Coordinator -
Ricardo Calado
Programme - PTDC/BIA-BIC/116871/2010
Execution dates - 2012-03-02 - 2015-09-01 (42 Months)
Funding Entity - FCT Funding for CESAM - 158240 € Total Funding - 158240 € Proponent Institution - Universidade de Aveiro
Participating Institutions
Institut de Recerca i Tecnologia Agroalimentàries (IRTA) (Spain)
Skidaway Institute of Oceanography (SkIO) (USA)
University of Wales, Bangor - School of Ocean Sciences (UWB) (UK)
Alfred Wegener Institute (Germany)
Biology Department, Tufts University (USA)
Project Description
What we know so far: The fact that many benthic marine invertebrates have a bi‑phasic life cycle (with a pelagic larva and a benthic post-settlement phase) poses complex questions on the causes and partitioning of mortality. The variability recorded in post-settlement performance may result from previous scenarios experienced by developing embryos and/or larvae. As stated by Pechenik, metamorphosis is not a new beginning, as trait-mediated effects can be propagated through the life cycles of these organisms! Nevertheless, the extent to which latent effects of embryonic and/or larval development regulate the populations of coastal benthic invertebrates is still largely unknown.
Main problems to address and objectives: 1) How variable are adult trophic regimes and what is the natural variability of maternal investment in embryonic yolk reserves i) over a latitudinal and environmental gradient, ii) during and over consecutive reproductive seasons, iii) between different sized females, and iv) within the same brood (at oviposition and after incubation)?; 2) What are the consequences of embryonic variability on newly hatched larvae i) size, ii) feeding plasticity, iii) development to metamorphosis and iv) early post-settlement performance?; 3) What are the natural trophic regimes of larvae and how is their embryonic and feeding history reflected in i) larval size at metamorphosis, ii) the physiological condition of larvae and iii) early post-settlement performance?

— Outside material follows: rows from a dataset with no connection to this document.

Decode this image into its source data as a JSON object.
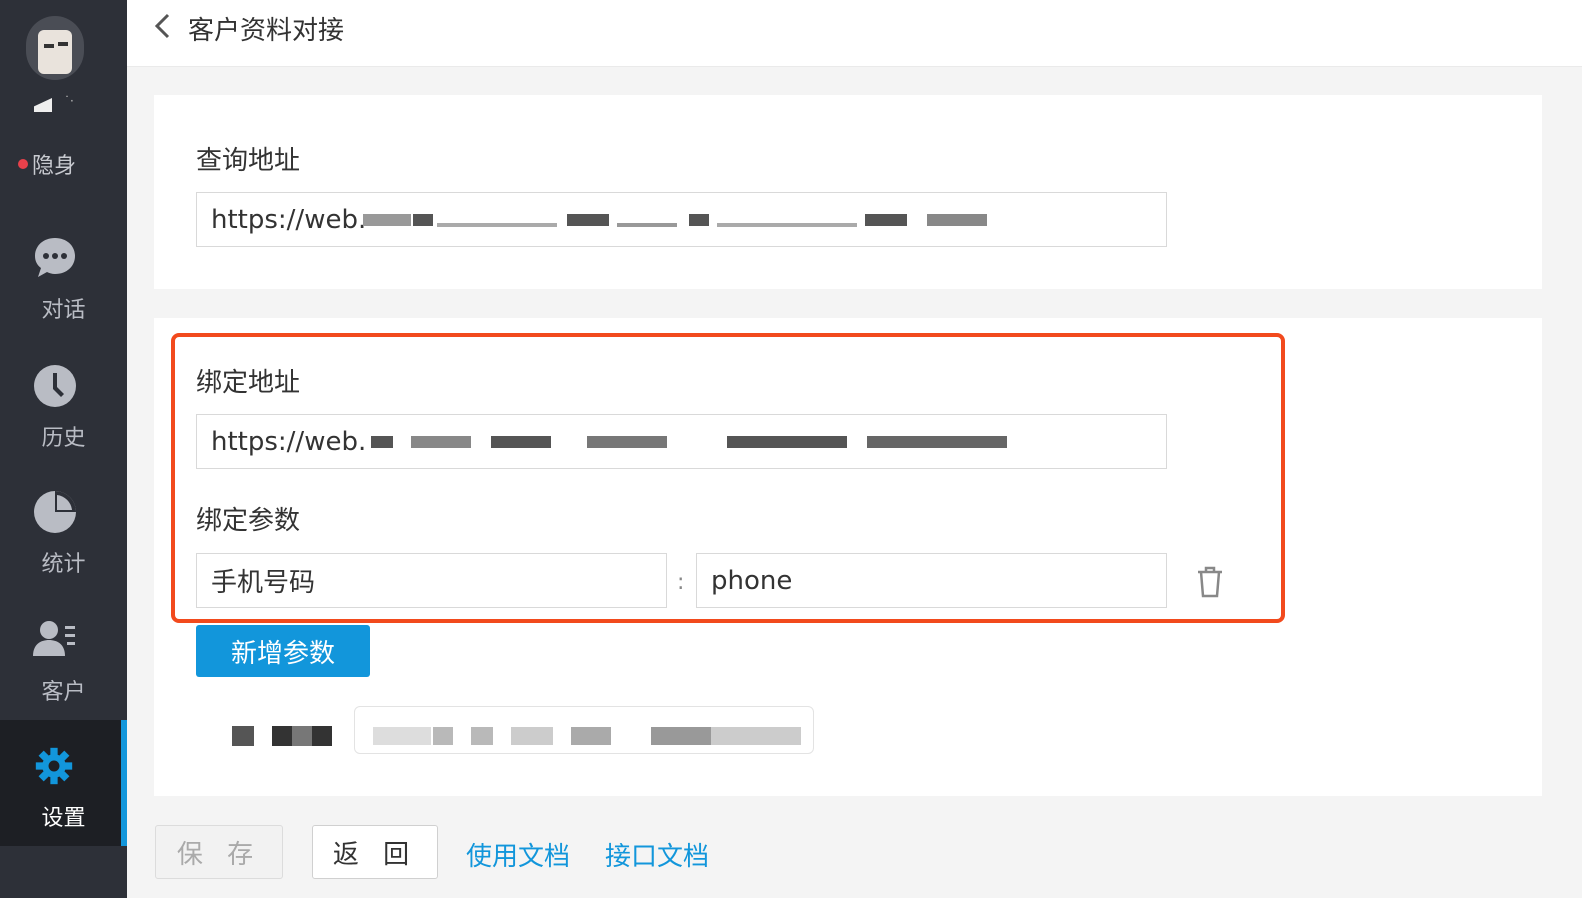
{
  "sidebar": {
    "status_label": "隐身",
    "items": [
      {
        "label": "对话",
        "icon": "chat-icon"
      },
      {
        "label": "历史",
        "icon": "clock-icon"
      },
      {
        "label": "统计",
        "icon": "pie-chart-icon"
      },
      {
        "label": "客户",
        "icon": "customer-icon"
      },
      {
        "label": "设置",
        "icon": "gear-icon",
        "active": true
      }
    ]
  },
  "header": {
    "back_icon": "chevron-left-icon",
    "title": "客户资料对接"
  },
  "query": {
    "label": "查询地址",
    "url": "https://web."
  },
  "bind": {
    "label": "绑定地址",
    "url": "https://web.",
    "params_label": "绑定参数",
    "param_key": "手机号码",
    "param_value": "phone",
    "separator": ":"
  },
  "actions": {
    "add_param": "新增参数",
    "save": "保 存",
    "back": "返 回",
    "usage_doc": "使用文档",
    "api_doc": "接口文档"
  },
  "colors": {
    "accent": "#1296db",
    "highlight": "#f24a1d",
    "sidebar_bg": "#2d3038"
  }
}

By answering these questions we can understand how offspring provisioning and larval feeding affect the timing and success of metamorphosis, what trait-mediated effects are carried-over to early juvenile life and test some theories used by marine researchers (see Appendix 4).
Expected results: We expect to confirm that intraspecific variability in offspring provisioning depends not only on environmental variables (recorded along a latitudinal and environmental gradient and reproductive seasons), but also on female’s diet, size and number of produced embryos. We hope to demonstrate that within brood variation can occur as a consequence of differential maternal investment and/or embryo’s location in the brooding chamber. We expect that larvae hatching from high quality embryos outperform conspecifics during early post-settlement development. Finally, we expect to show that in newly settled crabs growing in situ, produced from larvae experiencing natural contrasting feeding regimes (before and during upwelling), the stresses experienced during embryonic and/or larval development are not reset at metamorphosis.